- Born: Jerzy Duszyński March 6, 1949 (age 77) Warsaw, Poland
- Education: University of Warsaw;
- Occupation: biochemist
- Known for: research on cell physiology, mitochondrial and neurodegenerative diseases

= Jerzy Duszyński (biochemist) =

Polish biochemist, President of Polish Academy of Sciences

Jerzy Duszyński (/pl/; born 6 March 1949) is a Polish biochemist and professor of biological sciences. Since 2015 he has been President of the Polish Academy of Sciences.

He is a former director of the Nencki Institute of Experimental Biology of the Polish Academy of Sciences (2003–08), a former Polish deputy minister of science (2008–09), and a former Dean of Division II—Biological Sciences of the Polish Academy of Sciences (2011–14).

He has held the academic title of Full Professor since 1993, has been a corresponding member of the Polish Academy of Sciences since 2007, and a member of Academia Europaea since 2007.

== Education and career ==
Jerzy Duszyński earned his undergraduate degree in biology from the Faculty of Biology and Earth Sciences at the University of Warsaw. He earned his doctorate (PhD) in biology in 1975, followed by his higher doctorate (DSc) in 1983, both at the Nencki Institute of Experimental Biology of the Polish Academy of Sciences. He received the title of Full Professor (Poland's highest academic rank) from the President of Poland in 1993.

He specialises in various issues related to biochemistry, including bioenergetics, the role of mitochondria in cell physiology, mitochondrial and neurodegenerative diseases. He heads the Laboratory of Bioenergetics and Biomembranes at the Nencki Institute of Experimental Biology of the Polish Academy of Sciences. He has held research fellowships in the United States (3.5 years, including at University of Pennsylvania and at Penn State University) and in France (1 year, including in Grenoble).

The course of his scientific career has been closely linked to the Nencki Institute of Experimental Biology, where he held the posts of Secretary of the Scientific Council (1990–92), Chairman of the Scientific Council (1996-2001), Deputy Director for Research Affairs (2002–03), and Director (2003-08). Additionally, within the Polish Academy of Sciences, he has served as the Dean of Division II—Biological and Agricultural Sciences and a member of the PAS Presidium (for the 2011-2014 term).

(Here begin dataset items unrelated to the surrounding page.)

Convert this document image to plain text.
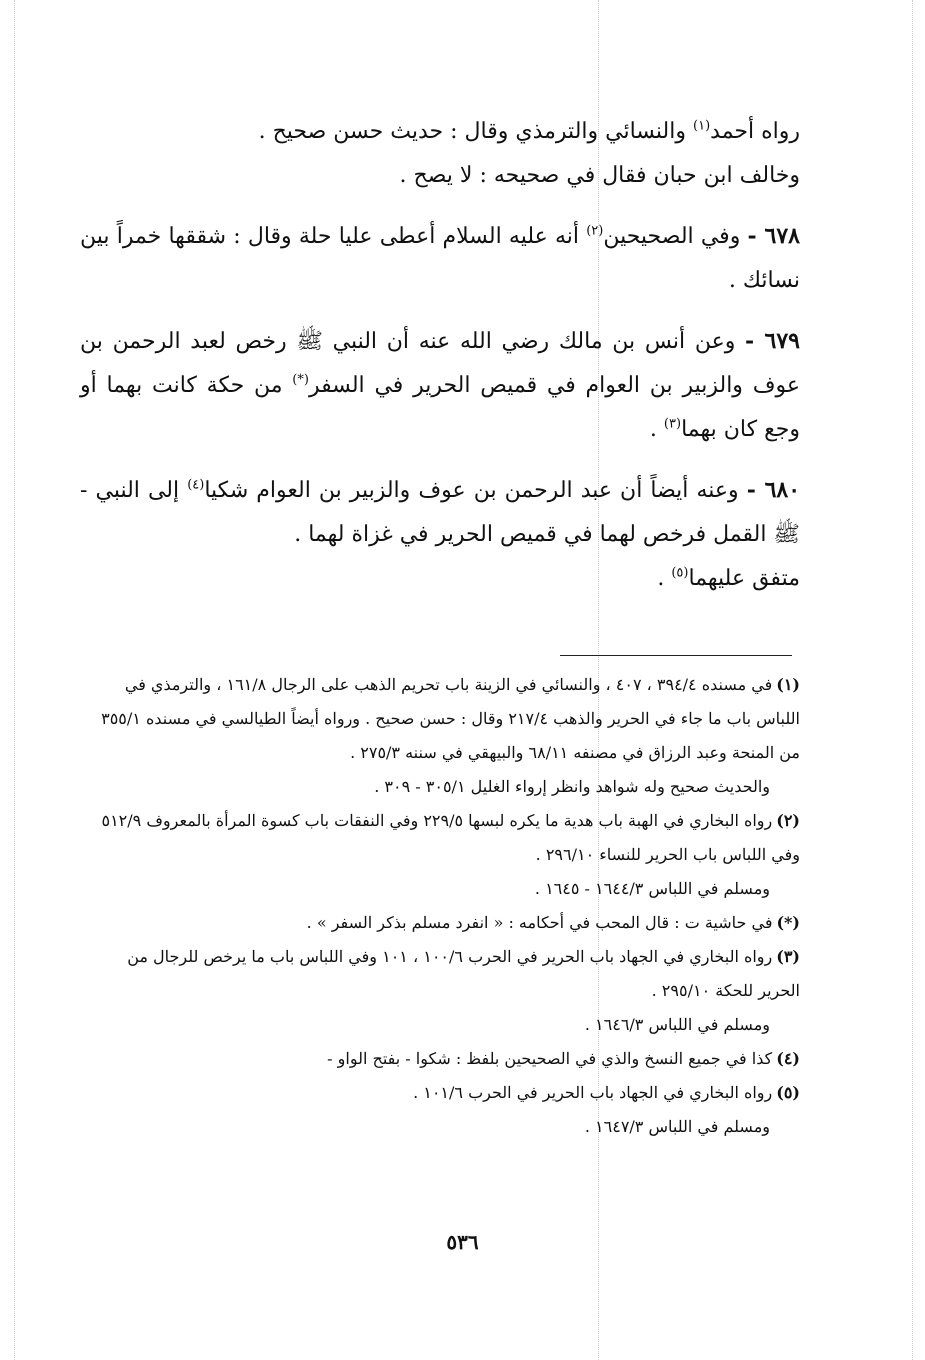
رواه أحمد$^{(١)}$ والنسائي والترمذي وقال : حديث حسن صحيح .

وخالف ابن حبان فقال في صحيحه : لا يصح .

٦٧٨ - وفي الصحيحين$^{(٢)}$ أنه عليه السلام أعطى عليا حلة وقال : شققها خمراً بين نسائك .

٦٧٩ - وعن أنس بن مالك رضي الله عنه أن النبي ﷺ رخص لعبد الرحمن بن عوف والزبير بن العوام في قميص الحرير في السفر(*) من حكة كانت بهما أو وجع كان بهما$^{(٣)}$ .

٦٨٠ - وعنه أيضاً أن عبد الرحمن بن عوف والزبير بن العوام شكيا$^{(٤)}$ إلى النبي - ﷺ القمل فرخص لهما في قميص الحرير في غزاة لهما .

متفق عليهما$^{(٥)}$ .

(١)في مسنده ٣٩٤/٤ ، ٤٠٧ ، والنسائي في الزينة باب تحريم الذهب على الرجال ١٦١/٨ ، والترمذي في اللباس باب ما جاء في الحرير والذهب ٢١٧/٤ وقال : حسن صحيح . ورواه أيضاً الطيالسي في مسنده ٣٥٥/١ من المنحة وعبد الرزاق في مصنفه ٦٨/١١ والبيهقي في سننه ٢٧٥/٣ .
والحديث صحيح وله شواهد وانظر إرواء الغليل ٣٠٥/١ - ٣٠٩ .

(٢)رواه البخاري في الهبة باب هدية ما يكره لبسها ٢٢٩/٥ وفي النفقات باب كسوة المرأة بالمعروف ٥١٢/٩ وفي اللباس باب الحرير للنساء ٢٩٦/١٠ .
ومسلم في اللباس ١٦٤٤/٣ - ١٦٤٥ .

(*)في حاشية ت : قال المحب في أحكامه : « انفرد مسلم بذكر السفر » .

(٣)رواه البخاري في الجهاد باب الحرير في الحرب ١٠٠/٦ ، ١٠١ وفي اللباس باب ما يرخص للرجال من الحرير للحكة ٢٩٥/١٠ .
ومسلم في اللباس ١٦٤٦/٣ .

(٤)كذا في جميع النسخ والذي في الصحيحين بلفظ : شكوا - بفتح الواو -

(٥)رواه البخاري في الجهاد باب الحرير في الحرب ١٠١/٦ .
ومسلم في اللباس ١٦٤٧/٣ .

٥٣٦
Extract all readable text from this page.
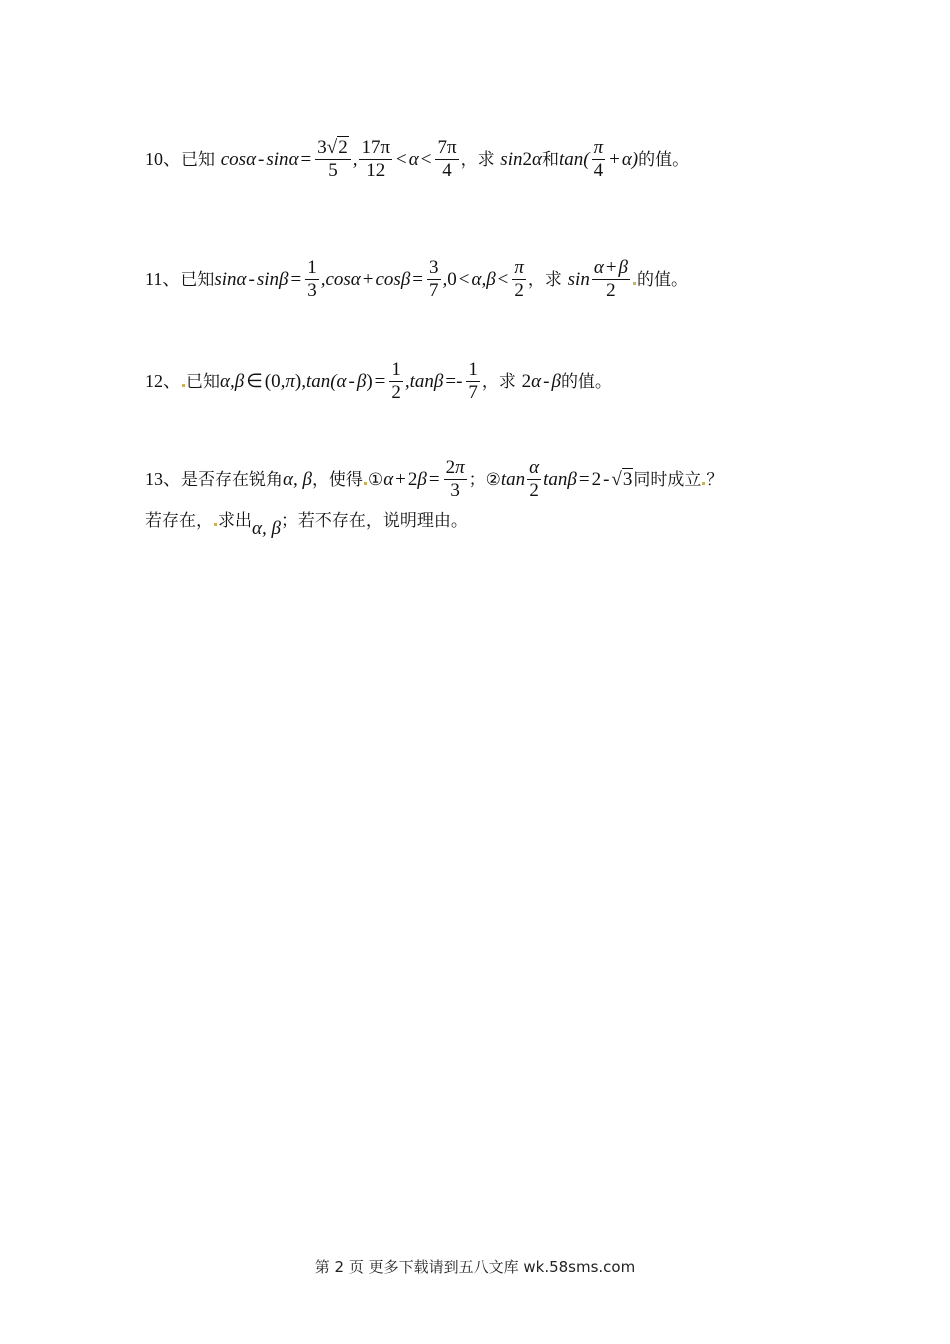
10、已知 $\cos\alpha - \sin\alpha = \frac{3√2}{5}$ , $\frac{17\pi}{12} < \alpha < \frac{7\pi}{4}$ ，求 sin2α和$\tan( \frac{\pi}{4} + \alpha)$的值。
11、已知$\sin\alpha - \sin\beta = \frac{1}{3} ,\cos\alpha + \cos\beta = \frac{3}{7} ,0 < \alpha,\beta < \frac{\pi}{2}$ ，求 $\sin \frac{\alpha + \beta}{2}$ 的值。
12、 已知α,β ∈ $(0,\pi),\tan(\alpha - \beta) = \frac{1}{2} ,\tan\beta =- \frac{1}{7}$ ，求 2α - β的值。
13、是否存在锐角α, β，使得 ①α + $2\beta = \frac{2\pi}{3}$ ；②tan $\frac{\alpha}{2}$ tanβ = 2 - √3同时成立 ？
若存在， 求出α, β；若不存在，说明理由。
第 2 页 更多下载请到五八文库 wk.58sms.com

On 19 March 2015 he was elected President of the Polish Academy of Sciences for the 2015–2018 term. In October 2018, he was reelected for a second term (2019–2022).

== Research activity ==

Duszyński has published more than a dozen articles in top-level research journals. He is a member of Academia Europaea, a foreign member of the Chinese Academy of Sciences, a member of the board of Trustees of the Institute for Research in Biomedicine in Barcelona, and a board member of the Science and Technology in Society (STS) Forum in Japan.

Some of his research achievements include:

- The first experimental demonstration of substrate channeling and distinct intracellular microcompartments in the living cell, features which produce abnormal diffusion of metabolites within the cell as well as influence transport across the plasma membrane.
- The first quantification of the controlling weight of adenine nucleotide transport in cellular bioenergetics.
- Quantification of the energy capacities of major elements of the mitochondrial oxidative phosphorylation system.
- Discovery of the pH sensitivity of calcium entry into mammalian cells (the calcium concentration within the cell serves as a regulating factor; when elevated, it usually activates many cellular processes).
- The discovery that PML protein regulates the interaction of mitochondria and the endoplasmic reticulum and influences the intracellular calcium metabolism.
- The description of a method for isolating subcellular preparations that reflect the interaction between organelles and the plasma membrane.

== Non-scientific activity ==

During the years 1980-1985, Jerzy Duszyńsi was the chairman of the "Solidarity" trade union at the Institute of Experimental Biology. He has served as chairman of the City Council in the town of Podkowa Leśna (1989–93) and one of the founders of the Science Festival School Foundation. From 2008 to 2009, he held the post of deputy minister responsible for science at the Polish Ministry of Science and Higher Education.

== Awards and distinctions ==

Duszynski has been decorated with a Knight's Cross of the Polonia Restituta Order.